Reprinted from Campaign For America's Future
The differences between Democratic presidential candidates and most Republican candidates on Social Security -- and retirement security in general -- could emerge as a "sleeper issue" in the 2016 campaign.
Friday's post, Martin O'Malley Offers Strong Plan To Expand Retirement Security, looked at the retirement crisis facing aging Americans and Democratic presidential candidates Martin O'Malley and Bernie Sanders' plans to boost retirement security. (Hillary Clinton has not released plan beyond saying she would be open to raising the income cap on Social Security taxes to help shore up the program's finance.)
These candidates want to expand retirement security because Democrats generally have a "we are all in this together" and "it takes a village" approach to taking care of each other, which includes the elderly. Republicans have a very different "each of us on our own" approach to society. This applies to retirement security with Republicans largely believing that retirement income and even to a large extent healthcare should be more, or even entirely, up to the individual.
Most current Republican presidential candidates, with the notable exception of Donald Trump and Mike Huckabee, follow this "on your own" philosophy, offering plans to raise the retirement age, raise the early retirement age, means-test benefits, cut benefits, partially privatize it with some of the money going into Wall Street-managed personal accounts or just privatize the program entirely with all of it going into Wall Street-managed personal accounts. (Note that God/Mother Turtle likes to weigh in with coincident stock-market drops when Republicans start discussing putting Social Security into stock. The stock market dropped 1,000 points last week, and has fallen more than 10% recently.)
The positions of the top 10 Republican candidates, Fox debate style, (in the order of their current polling rank), are:
Donald Trump, the Republican front-runner, has chastised the other Republicans for "attacking Social Security" and says "America's real problem is that it has lost manufacturing jobs to China." Trump says, "It's not fair to the people that have been paying in for years and now all of the sudden they want to be cut." This is likely part of his appeal to voters.
Second-place Republican candidate Jeb! "work longer hours" Bush says he wants the retirement age raised to 68, even 70. (He did not know that it had already been raised to 67.) And he wants the program privatized into Wall Street-managed personal accounts. (Bush has also said Medicare should be "phased out.")
Third-place Ben Carson wants to "reestablish the idea that each individual is responsible for their own pension and that government programs like Social Security are only supplemental in nature. " The age at which benefits are distributed should be gradually raised." Carson more recently said, "What I would propose is that we allow people to opt out of receiving their Social Security payment in lieu of a tax credit."
Marco Rubio wants to raise the retirement age and means-test benefits. He has not yet offered a comprehensive plan, but has said he wants to convert Medicare into "premium support payments" to use to buy private insurance.
Mike Huckabee, like Trump, differs from his fellow Republicans. He has said, "If Congress wants to take away someone's retirement, let them end their own congressional pensions -- not your Social Security." During the Republican debate Huckabee said, "One of the reasons that Social Security is in so much trouble is that the only funding stream comes from people who get a wage. The people who get wages is declining dramatically. Most of the income in this country is made by people at the top who get dividends and capital gains."

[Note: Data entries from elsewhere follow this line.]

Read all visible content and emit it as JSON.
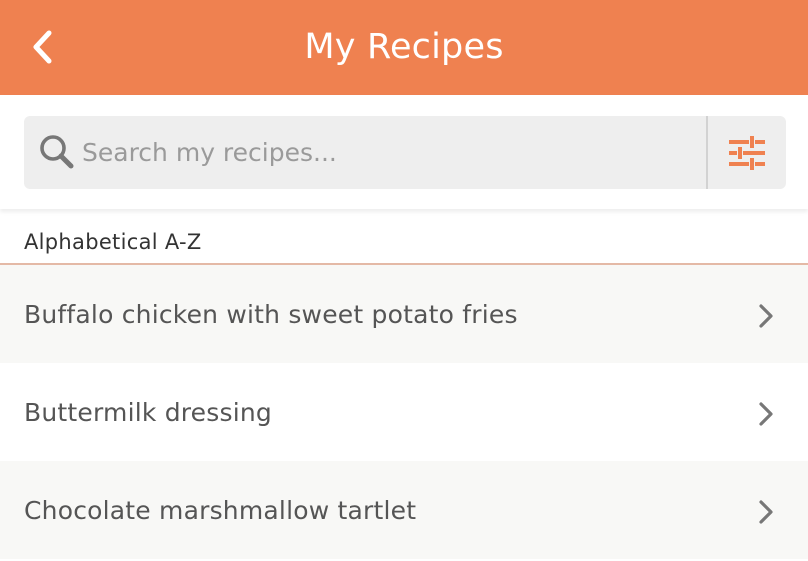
{
  "header": {
    "title": "My Recipes",
    "back_icon": "chevron-left-icon",
    "background_color": "#ef8150"
  },
  "search": {
    "value": "",
    "placeholder": "Search my recipes...",
    "search_icon": "search-icon",
    "filter_icon": "sliders-icon",
    "accent_color": "#ef8150"
  },
  "section": {
    "label": "Alphabetical A-Z"
  },
  "recipes": [
    {
      "label": "Buffalo chicken with sweet potato fries"
    },
    {
      "label": "Buttermilk dressing"
    },
    {
      "label": "Chocolate marshmallow tartlet"
    }
  ],
  "chevron_icon": "chevron-right-icon"
}
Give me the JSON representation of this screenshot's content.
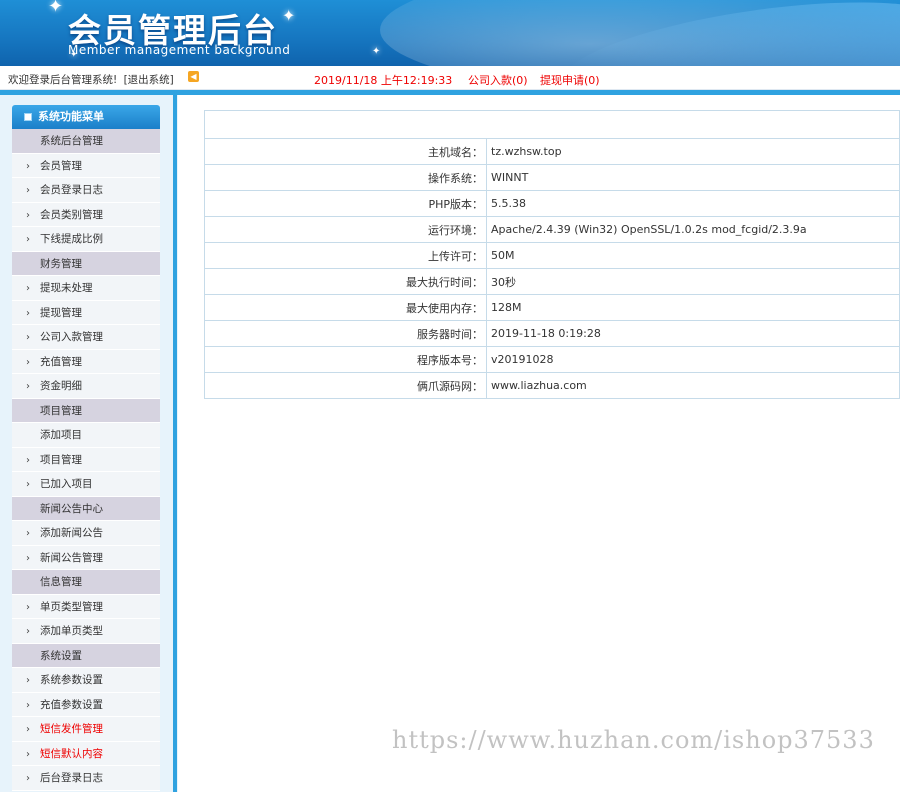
{
  "header": {
    "title": "会员管理后台",
    "subtitle": "Member management background"
  },
  "topbar": {
    "welcome": "欢迎登录后台管理系统!",
    "logout": "[退出系统]",
    "datetime": "2019/11/18 上午12:19:33",
    "company_deposit": "公司入款(0)",
    "withdraw_request": "提现申请(0)"
  },
  "sidebar": {
    "title": "系统功能菜单",
    "sections": [
      {
        "category": "系统后台管理",
        "items": [
          {
            "label": "会员管理",
            "arrow": true
          },
          {
            "label": "会员登录日志",
            "arrow": true
          },
          {
            "label": "会员类别管理",
            "arrow": true
          },
          {
            "label": "下线提成比例",
            "arrow": true
          }
        ]
      },
      {
        "category": "财务管理",
        "items": [
          {
            "label": "提现未处理",
            "arrow": true
          },
          {
            "label": "提现管理",
            "arrow": true
          },
          {
            "label": "公司入款管理",
            "arrow": true
          },
          {
            "label": "充值管理",
            "arrow": true
          },
          {
            "label": "资金明细",
            "arrow": true
          }
        ]
      },
      {
        "category": "项目管理",
        "items": [
          {
            "label": "添加项目",
            "arrow": false
          },
          {
            "label": "项目管理",
            "arrow": true
          },
          {
            "label": "已加入项目",
            "arrow": true
          }
        ]
      },
      {
        "category": "新闻公告中心",
        "items": [
          {
            "label": "添加新闻公告",
            "arrow": true
          },
          {
            "label": "新闻公告管理",
            "arrow": true
          }
        ]
      },
      {
        "category": "信息管理",
        "items": [
          {
            "label": "单页类型管理",
            "arrow": true
          },
          {
            "label": "添加单页类型",
            "arrow": true
          }
        ]
      },
      {
        "category": "系统设置",
        "items": [
          {
            "label": "系统参数设置",
            "arrow": true
          },
          {
            "label": "充值参数设置",
            "arrow": true
          },
          {
            "label": "短信发件管理",
            "arrow": true,
            "red": true
          },
          {
            "label": "短信默认内容",
            "arrow": true,
            "red": true
          },
          {
            "label": "后台登录日志",
            "arrow": true
          }
        ]
      }
    ]
  },
  "info": {
    "rows": [
      {
        "key": "主机域名：",
        "value": "tz.wzhsw.top"
      },
      {
        "key": "操作系统：",
        "value": "WINNT"
      },
      {
        "key": "PHP版本：",
        "value": "5.5.38"
      },
      {
        "key": "运行环境：",
        "value": "Apache/2.4.39 (Win32) OpenSSL/1.0.2s mod_fcgid/2.3.9a"
      },
      {
        "key": "上传许可：",
        "value": "50M"
      },
      {
        "key": "最大执行时间：",
        "value": "30秒"
      },
      {
        "key": "最大使用内存：",
        "value": "128M"
      },
      {
        "key": "服务器时间：",
        "value": "2019-11-18 0:19:28"
      },
      {
        "key": "程序版本号：",
        "value": "v20191028"
      },
      {
        "key": "俩爪源码网：",
        "value": "www.liazhua.com"
      }
    ]
  },
  "watermark": "https://www.huzhan.com/ishop37533",
  "colors": {
    "header_blue": "#1676c0",
    "accent_blue": "#2fa2e0",
    "alert_red": "#e00000",
    "category_bg": "#d6d3e0"
  }
}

Ted Cruz wants to cut benefits, then privatize the system into "personal accounts" managed by Wall Street.
Carly Fiorina has said, "[L]et's start talking about raising the retirement age for Social Security."
Scott Walker also wants the retirement age raised. He says, "We live in a 401K society, we're ready for reform." He has not yet offered specifics, beyond saying it needs "significant reform."
Rand Paul wants to raise the retirement age to 70. He previously proposed "means testing benefits, private accounts, and opt-out" which means younger people can opt out of the system entirely.
Chris Christie wants to raise the retirement age to 69 and means-test to reduce benefits at $80,000 income and stop benefits entirely at $200,000.